Reputation: 10071
Is there a jquery plugin or may be a regex which can be used to all the fields in query string of a mailto: link. It should support the mailto syntax.
Say if I have a link like ...
<a href="mailto:[email protected],[email protected]">Some msg</a>
The regex should give me the mail addresses in mailto: link - [email protected]
, [email protected]
. It should also support links like
<a href="mailto:[email protected]?subject=Comments from MailTo Syntax Page">
<a href="mailto:[email protected]?body=I am having trouble finding information on">
<a href="mailto:[email protected]?subject=MailTo Comments&[email protected]&[email protected]">
For a link like
<a href="mailto:value">tell a friend</a>
I would pass value
and the function and get an associative array of email addresses and other fields passed in query string.
Upvotes: 0
Views: 4191
Reputation: 22436
This works for me.
function parseMailTo(mailto) {
var url = new URL(mailto)
var query = parseQuery(url.search)
return {
to: {url.pathname}
subject: {query.subject}
}
}
function parseQuery(queryString) {
var query = {};
var pairs = (queryString[0] === '?' ? queryString.substr(1) : queryString).split('&');
for (var i = 0; i < pairs.length; i++) {
var pair = pairs[i].split('=');
query[decodeURIComponent(pair[0])] = decodeURIComponent(pair[1] || '');
}
return query;
}
Upvotes: 0
Reputation: 22177
If you know what you are doing :
var href = 'mailto:[email protected]?subject=My+Subject&body=My+Body';
function getMailto(s) {
var r = {};
var email = s.match(/mailto:([^\?]*)/);
email = email[1] ? email[1] : false;
var subject = s.match(/subject=([^&]+)/);
subject = subject ? subject[1].replace(/\+/g,' ') : false;
var body = s.match(/body=([^&]+)/);
body = body ? body[1].replace(/\+/g,' ') : false;
if(email) {r['email'] = email;}
if(subject) {r['subject'] = subject;}
if(body) {r['body'] = body;}
return r;
}
console.log(getMailto(href));
Demo : https://jsfiddle.net/l2aelba/qov9wpk5/
Upvotes: 0
Reputation: 112857
Parsing URLs, and especially their query strings, is not a job for regexes.

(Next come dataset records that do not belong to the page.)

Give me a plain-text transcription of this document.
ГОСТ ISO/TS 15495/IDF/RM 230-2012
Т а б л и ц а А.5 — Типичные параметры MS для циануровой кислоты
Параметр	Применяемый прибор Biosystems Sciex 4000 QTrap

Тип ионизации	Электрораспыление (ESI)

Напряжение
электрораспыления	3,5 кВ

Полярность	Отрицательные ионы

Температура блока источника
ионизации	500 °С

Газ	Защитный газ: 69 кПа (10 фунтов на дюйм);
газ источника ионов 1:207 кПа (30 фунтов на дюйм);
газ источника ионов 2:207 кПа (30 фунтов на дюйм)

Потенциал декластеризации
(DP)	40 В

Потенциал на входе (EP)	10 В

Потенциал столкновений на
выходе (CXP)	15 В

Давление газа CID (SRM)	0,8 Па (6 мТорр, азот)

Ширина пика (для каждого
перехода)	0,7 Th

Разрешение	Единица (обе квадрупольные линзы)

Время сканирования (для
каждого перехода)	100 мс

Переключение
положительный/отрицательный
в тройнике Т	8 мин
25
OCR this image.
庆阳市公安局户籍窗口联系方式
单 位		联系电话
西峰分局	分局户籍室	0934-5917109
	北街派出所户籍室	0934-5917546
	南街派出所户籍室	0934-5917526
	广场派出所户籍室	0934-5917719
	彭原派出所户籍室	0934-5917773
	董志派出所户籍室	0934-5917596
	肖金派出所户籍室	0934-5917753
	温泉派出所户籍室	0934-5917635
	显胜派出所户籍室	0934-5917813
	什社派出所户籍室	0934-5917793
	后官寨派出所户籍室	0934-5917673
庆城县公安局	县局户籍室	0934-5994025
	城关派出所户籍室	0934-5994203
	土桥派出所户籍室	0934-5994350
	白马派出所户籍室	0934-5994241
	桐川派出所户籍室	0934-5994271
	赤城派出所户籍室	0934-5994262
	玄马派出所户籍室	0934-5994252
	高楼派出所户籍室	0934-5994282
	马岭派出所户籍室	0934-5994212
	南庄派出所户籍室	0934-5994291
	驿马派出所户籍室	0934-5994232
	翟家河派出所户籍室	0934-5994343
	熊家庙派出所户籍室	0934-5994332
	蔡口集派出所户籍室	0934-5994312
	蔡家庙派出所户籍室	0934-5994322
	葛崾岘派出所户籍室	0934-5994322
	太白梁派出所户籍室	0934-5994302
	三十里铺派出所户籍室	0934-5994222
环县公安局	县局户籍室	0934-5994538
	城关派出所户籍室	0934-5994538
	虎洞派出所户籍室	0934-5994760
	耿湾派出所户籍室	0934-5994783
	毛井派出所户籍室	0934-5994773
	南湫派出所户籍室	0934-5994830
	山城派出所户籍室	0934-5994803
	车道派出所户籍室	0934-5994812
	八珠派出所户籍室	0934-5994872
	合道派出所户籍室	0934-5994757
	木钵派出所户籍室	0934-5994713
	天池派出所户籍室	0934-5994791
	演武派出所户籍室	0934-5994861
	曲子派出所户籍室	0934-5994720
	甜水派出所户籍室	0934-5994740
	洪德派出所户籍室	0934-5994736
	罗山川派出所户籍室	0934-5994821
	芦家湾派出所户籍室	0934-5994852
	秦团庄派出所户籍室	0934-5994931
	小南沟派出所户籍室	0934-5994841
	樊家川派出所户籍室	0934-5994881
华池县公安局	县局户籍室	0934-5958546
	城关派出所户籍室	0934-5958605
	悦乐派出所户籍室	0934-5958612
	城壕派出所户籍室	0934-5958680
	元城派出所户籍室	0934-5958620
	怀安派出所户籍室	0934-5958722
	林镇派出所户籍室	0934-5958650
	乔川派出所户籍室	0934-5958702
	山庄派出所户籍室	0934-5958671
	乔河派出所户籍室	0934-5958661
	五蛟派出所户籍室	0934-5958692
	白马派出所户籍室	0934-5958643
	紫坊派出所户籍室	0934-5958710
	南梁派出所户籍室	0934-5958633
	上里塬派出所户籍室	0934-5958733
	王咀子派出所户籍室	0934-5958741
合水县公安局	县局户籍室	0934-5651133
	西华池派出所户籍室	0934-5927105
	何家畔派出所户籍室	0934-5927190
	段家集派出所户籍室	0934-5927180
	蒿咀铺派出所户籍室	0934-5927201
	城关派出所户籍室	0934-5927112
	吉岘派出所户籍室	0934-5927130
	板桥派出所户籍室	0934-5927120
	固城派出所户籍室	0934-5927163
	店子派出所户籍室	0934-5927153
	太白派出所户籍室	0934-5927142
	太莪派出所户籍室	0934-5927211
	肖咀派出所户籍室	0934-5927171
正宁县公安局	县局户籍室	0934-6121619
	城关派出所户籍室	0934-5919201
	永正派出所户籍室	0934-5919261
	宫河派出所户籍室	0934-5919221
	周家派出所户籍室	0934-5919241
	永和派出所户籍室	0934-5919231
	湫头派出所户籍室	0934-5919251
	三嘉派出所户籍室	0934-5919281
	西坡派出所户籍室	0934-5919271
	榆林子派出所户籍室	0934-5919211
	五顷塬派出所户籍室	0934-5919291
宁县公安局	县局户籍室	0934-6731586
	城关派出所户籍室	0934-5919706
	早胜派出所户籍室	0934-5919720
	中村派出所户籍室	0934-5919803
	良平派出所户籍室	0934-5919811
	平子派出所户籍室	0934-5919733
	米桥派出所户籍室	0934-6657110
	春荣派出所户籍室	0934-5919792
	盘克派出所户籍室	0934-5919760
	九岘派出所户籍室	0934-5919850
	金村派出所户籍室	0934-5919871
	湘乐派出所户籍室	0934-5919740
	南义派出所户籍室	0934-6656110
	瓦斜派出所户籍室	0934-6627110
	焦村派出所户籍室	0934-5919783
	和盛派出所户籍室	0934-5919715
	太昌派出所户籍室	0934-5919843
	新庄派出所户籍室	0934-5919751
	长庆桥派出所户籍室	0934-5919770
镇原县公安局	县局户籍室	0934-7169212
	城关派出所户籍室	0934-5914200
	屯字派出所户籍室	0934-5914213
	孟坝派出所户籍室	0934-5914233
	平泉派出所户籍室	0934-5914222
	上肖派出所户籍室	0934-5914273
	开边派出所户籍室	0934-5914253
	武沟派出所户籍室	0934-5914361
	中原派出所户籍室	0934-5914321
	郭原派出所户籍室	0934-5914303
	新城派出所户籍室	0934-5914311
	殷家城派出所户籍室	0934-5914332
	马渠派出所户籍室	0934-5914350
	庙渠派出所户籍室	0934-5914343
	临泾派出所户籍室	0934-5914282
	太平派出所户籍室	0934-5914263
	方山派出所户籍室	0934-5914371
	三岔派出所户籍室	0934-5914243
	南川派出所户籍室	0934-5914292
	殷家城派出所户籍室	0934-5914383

You could use a proper URL-parsing library or perhaps just a query string parsing one.
Upvotes: 4
Reputation: 7470
I'm not sure how accurate this is, but it might be improved if you feel a necessity to use regex.
function getEmails(str) {
// returns a list of email addresses in 'str'
var tags = str.match(/<a href=('|")mailto:(.*?)\1(.*?)>/gi);
var res = [];
if (!tags.length) return res;
for (var i = 0; i < tags.length; i++) {
tags[i] = tags[i].replace(/^<a href=('|")mailto:(.+?)(\?[^\1]*)?\1>$/,'$2');
var arr = tags[i].replace(/\s/g,'').split(',');
for (var j = 0; j < arr.length; j++) res.push(arr[j]);
}
return res;
}
I'm not sure what you mean in the last part by the way so I tried to answer the first part.